IJMS, Vol. 26, Pages 11242: Generation of Induced Pluripotent Stem Cells and Neuroepithelial Stem Cells from a Family with the Pathogenic Variant p.Q337X in Progranulin

International Journal of Molecular Sciences doi: 10.3390/ijms262311242

Authors:
Katarzyna Gaweda-Walerych
Adam Figarski
Sylwia Gawlik-Zawiślak
Marta Woźniak
Anna Chołoniewska
Natalia Mierzwa
Eliza Lutostańska
Jakub Szymanowski
Michalina Wężyk

Pathogenic GRN variants that reduce progranulin (PGRN) levels cause frontotemporal dementia (FTD).
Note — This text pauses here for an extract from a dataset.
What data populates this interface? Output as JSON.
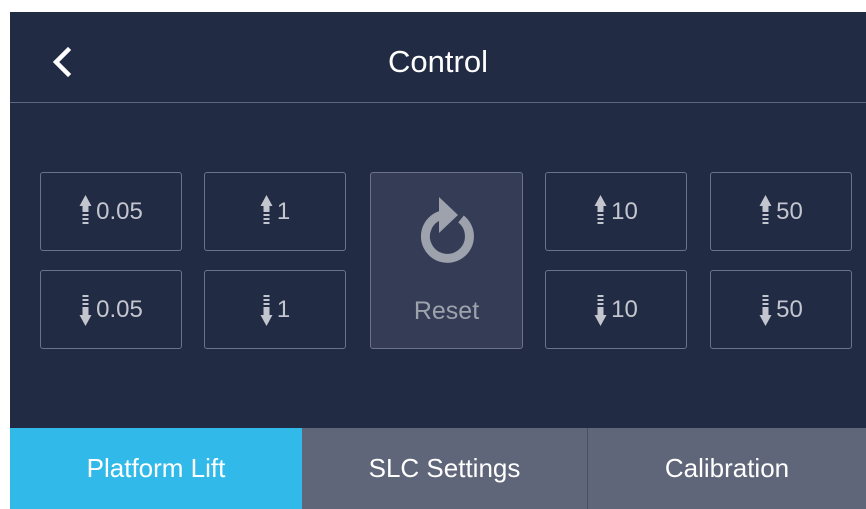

To facilitate model development, we generated induced pluripotent stem cells (iPSCs) from dermal fibroblasts of two family members carrying the GRN c.1009C>T (p.Q337X) pathogenic variant—one symptomatic and one asymptomatic—as well as a non-carrier first-degree relative serving as a genetically matched control. The obtained iPSC lines were validated for pluripotency markers (Nanog, Sox2, Oct4, and TRA1-1-81), genomic integrity, and differentiation potential. The obtained iPSC lines were subsequently directed toward neuroepithelial stem (NES) cells. NES identity was confirmed by the expression of lineage-specific markers, including Nestin and Sox2 (assessed by immunocytochemistry), as well as SOX1, PLAGL1, and MKI67 (evaluated by real-time PCR). Furthermore, GRN mRNA levels were significantly reduced in iPSC and NES lines derived from mutation carriers compared to control cells. The established iPSC and NES cell lines represent a platform for modeling progranulin-deficient FTD. The symptomatic and asymptomatic carrier-derived lines obtained from the same family offer a unique opportunity to study disease progression across clinical phases. The control line, derived from a related (first-degree) non-carrier, minimizes genetic background variability. Their utility of the established cell lines extends to therapeutic drug screening and further differentiation into neuronal, non-neuronal, and organoid models.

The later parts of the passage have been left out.